Segundo Calheiros, o Edital nº 31/2025 limitou indevidamente a participação a candidatos vinculados ao Pronera. Ele também criticou os critérios de seleção — redação apenas sobre temas agrários e análise parcial do histórico escolar — por considerá-los inadequados para um curso de Medicina. Outro ponto destacado foi o prazo reduzido do cronograma, que teria prejudicado a publicidade e o controle social do processo.
A UFPE defendeu o edital alegando autonomia universitária garantida pela Constituição e pela Lei de Diretrizes e Bases da Educação (LDB). Argumentou ainda que a seleção estava amparada como ação afirmativa já reconhecida pelo STF, com financiamento integral do INCRA, sem impacto no orçamento da universidade. Para a instituição, a suspensão causaria prejuízo social ao impedir a formação de 80 médicos oriundos de áreas de reforma agrária.

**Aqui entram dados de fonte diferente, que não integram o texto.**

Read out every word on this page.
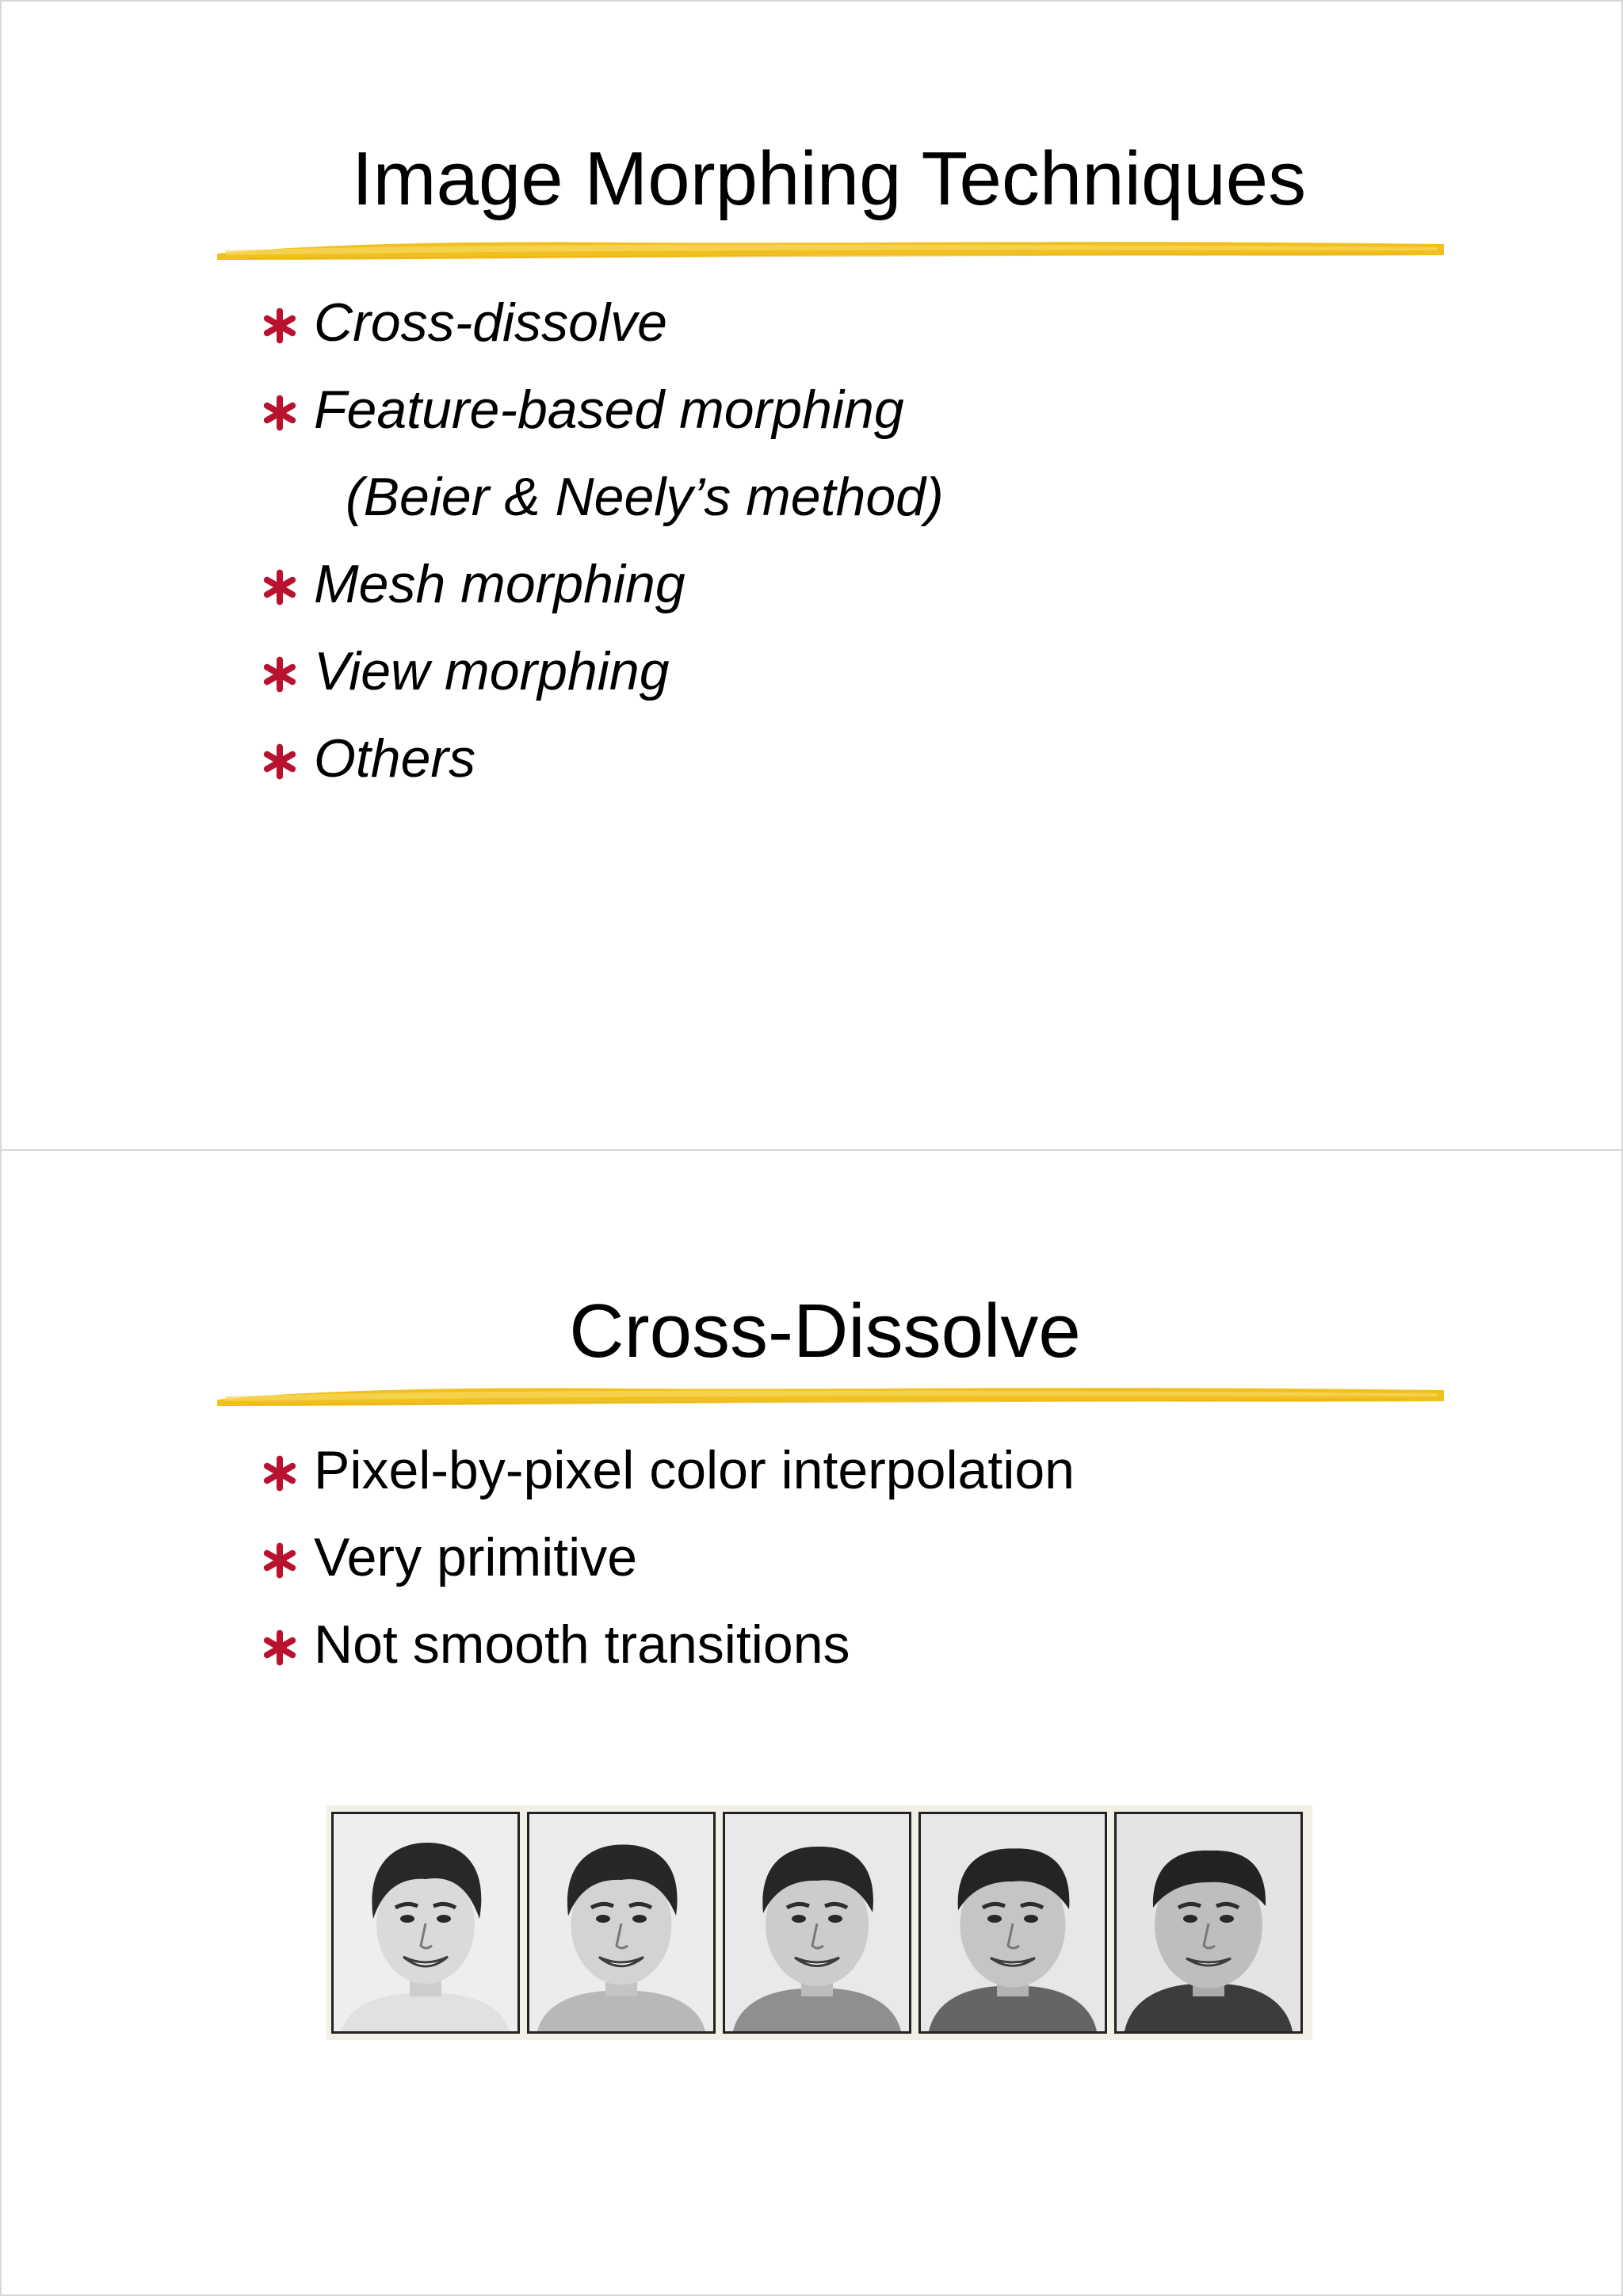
Image Morphing Techniques
Cross-dissolve
Feature-based morphing
(Beier & Neely’s method)
Mesh morphing
View morphing
Others
Cross-Dissolve
Pixel-by-pixel color interpolation
Very primitive
Not smooth transitions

O curso ofertaria 80 vagas no Centro Acadêmico do Agreste (CAA), em Caruaru, com início previsto para outubro de 2025. A seleção ocorreria em duas etapas: redação presencial sobre a realidade do campo e análise das notas de Português, Biologia e Química do ensino médio. Haveria também reserva de vagas para estudantes de escolas públicas, de baixa renda, pessoas pretas, pardas e com deficiência.
Na decisão, o juiz destacou que “o exposto prejuízo à moralidade administrativa (garantia constitucional), emergente por si só da ilegalidade demonstrada, faz com que fique prejudicado apreciar demais argumentos da manifestação da UFPE através da PRF, entre os quais os constantes dos precedentes pretorianos que nela reproduziu, inclusive porque desprovidos de vinculante eficácia subjetiva universal”.

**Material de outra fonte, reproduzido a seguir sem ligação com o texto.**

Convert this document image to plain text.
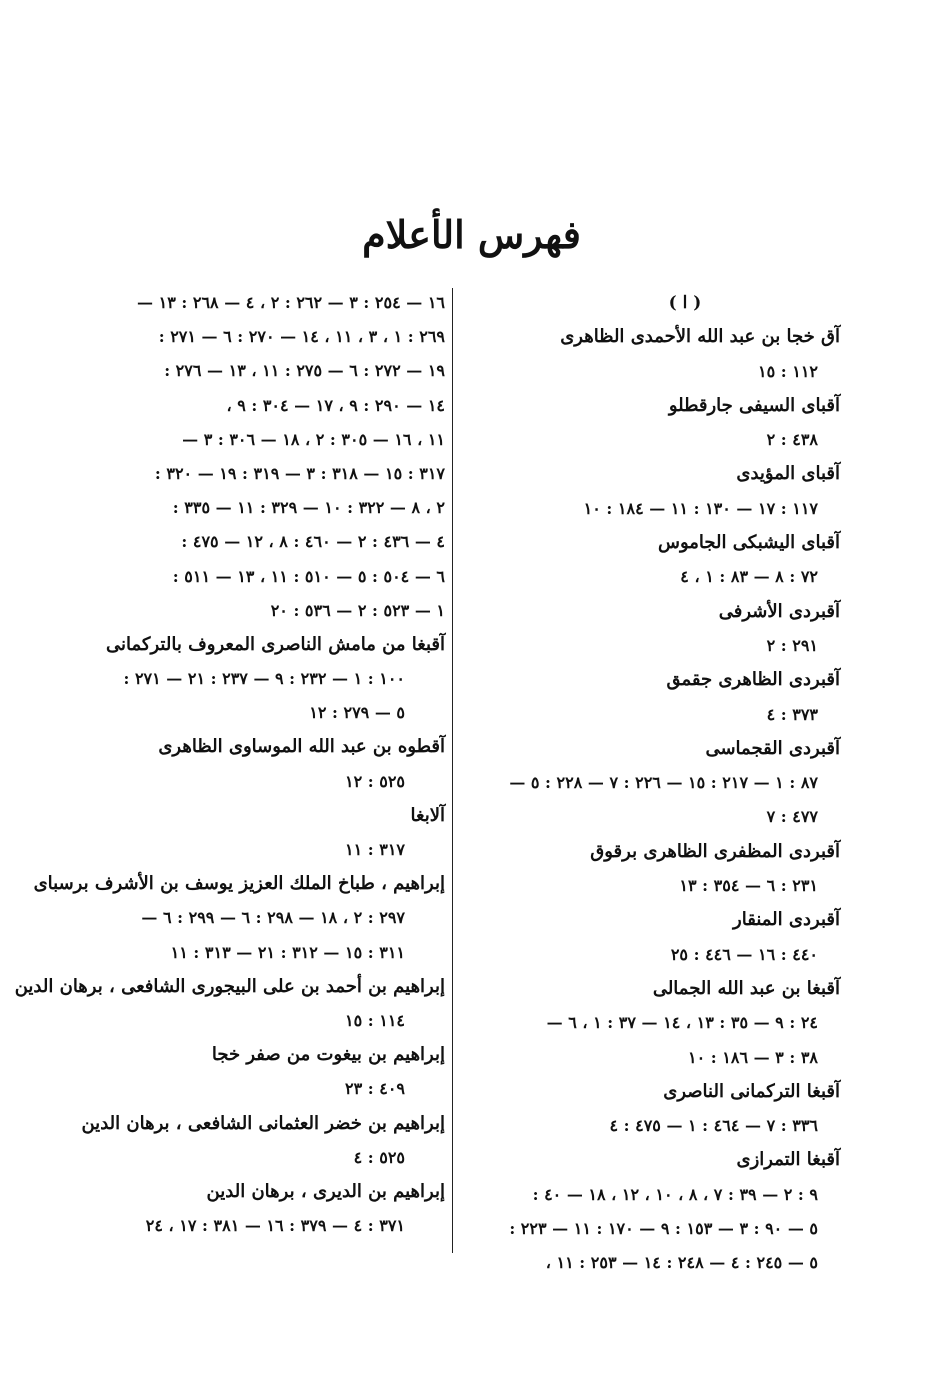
فهرس الأعلام
( ا )
آق خجا بن عبد الله الأحمدى الظاهرى
١١٢ : ١٥
آقباى السيفى جارقطلو
٤٣٨ : ٢
آقباى المؤيدى
١١٧ : ١٧ — ١٣٠ : ١١ — ١٨٤ : ١٠
آقباى اليشبكى الجاموس
٧٢ : ٨ — ٨٣ : ١ ، ٤
آقبردى الأشرفى
٢٩١ : ٢
آقبردى الظاهرى جقمق
٣٧٣ : ٤
آقبردى القجماسى
٨٧ : ١ — ٢١٧ : ١٥ — ٢٢٦ : ٧ — ٢٢٨ : ٥ —
٤٧٧ : ٧
آقبردى المظفرى الظاهرى برقوق
٢٣١ : ٦ — ٣٥٤ : ١٣
آقبردى المنقار
٤٤٠ : ١٦ — ٤٤٦ : ٢٥
آقبغا بن عبد الله الجمالى
٢٤ : ٩ — ٣٥ : ١٣ ، ١٤ — ٣٧ : ١ ، ٦ —
٣٨ : ٣ — ١٨٦ : ١٠
آقبغا التركمانى الناصرى
٣٣٦ : ٧ — ٤٦٤ : ١ — ٤٧٥ : ٤
آقبغا التمرازى
٩ : ٢ — ٣٩ : ٧ ، ٨ ، ١٠ ، ١٢ ، ١٨ — ٤٠ :
٥ — ٩٠ : ٣ — ١٥٣ : ٩ — ١٧٠ : ١١ — ٢٢٣ :
٥ — ٢٤٥ : ٤ — ٢٤٨ : ١٤ — ٢٥٣ : ١١ ،
١٦ — ٢٥٤ : ٣ — ٢٦٢ : ٢ ، ٤ — ٢٦٨ : ١٣ —
٢٦٩ : ١ ، ٣ ، ١١ ، ١٤ — ٢٧٠ : ٦ — ٢٧١ :
١٩ — ٢٧٢ : ٦ — ٢٧٥ : ١١ ، ١٣ — ٢٧٦ :
١٤ — ٢٩٠ : ٩ ، ١٧ — ٣٠٤ : ٩ ،
١١ ، ١٦ — ٣٠٥ : ٢ ، ١٨ — ٣٠٦ : ٣ —
٣١٧ : ١٥ — ٣١٨ : ٣ — ٣١٩ : ١٩ — ٣٢٠ :
٢ ، ٨ — ٣٢٢ : ١٠ — ٣٢٩ : ١١ — ٣٣٥ :
٤ — ٤٣٦ : ٢ — ٤٦٠ : ٨ ، ١٢ — ٤٧٥ :
٦ — ٥٠٤ : ٥ — ٥١٠ : ١١ ، ١٣ — ٥١١ :
١ — ٥٢٣ : ٢ — ٥٣٦ : ٢٠
آقبغا من مامش الناصرى المعروف بالتركمانى
١٠٠ : ١ — ٢٣٢ : ٩ — ٢٣٧ : ٢١ — ٢٧١ :
٥ — ٢٧٩ : ١٢
آقطوه بن عبد الله الموساوى الظاهرى
٥٢٥ : ١٢
آلابغا
٣١٧ : ١١
إبراهيم ، طباخ الملك العزيز يوسف بن الأشرف برسباى
٢٩٧ : ٢ ، ١٨ — ٢٩٨ : ٦ — ٢٩٩ : ٦ —
٣١١ : ١٥ — ٣١٢ : ٢١ — ٣١٣ : ١١
إبراهيم بن أحمد بن على البيجورى الشافعى ، برهان الدين
١١٤ : ١٥
إبراهيم بن بيغوت من صفر خجا
٤٠٩ : ٢٣
إبراهيم بن خضر العثمانى الشافعى ، برهان الدين
٥٢٥ : ٤
إبراهيم بن الديرى ، برهان الدين
٣٧١ : ٤ — ٣٧٩ : ١٦ — ٣٨١ : ١٧ ، ٢٤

Entidades médicas criticaram edital
Na semana passada, o Conselho Regional de Medicina de Pernambuco (Cremepe), o Sindicato dos Médicos de Pernambuco (Simepe), a Associação Médica de Pernambuco (Ampe) e a Academia Pernambucana de Medicina (APM) emitiram nota conjunta contra o modelo.
As entidades afirmaram que o formato “afronta os princípios da isonomia e do acesso universal” por não utilizar o Enem e o Sisu como critérios de ingresso, criando um “processo paralelo” que pode comprometer a credibilidade acadêmica.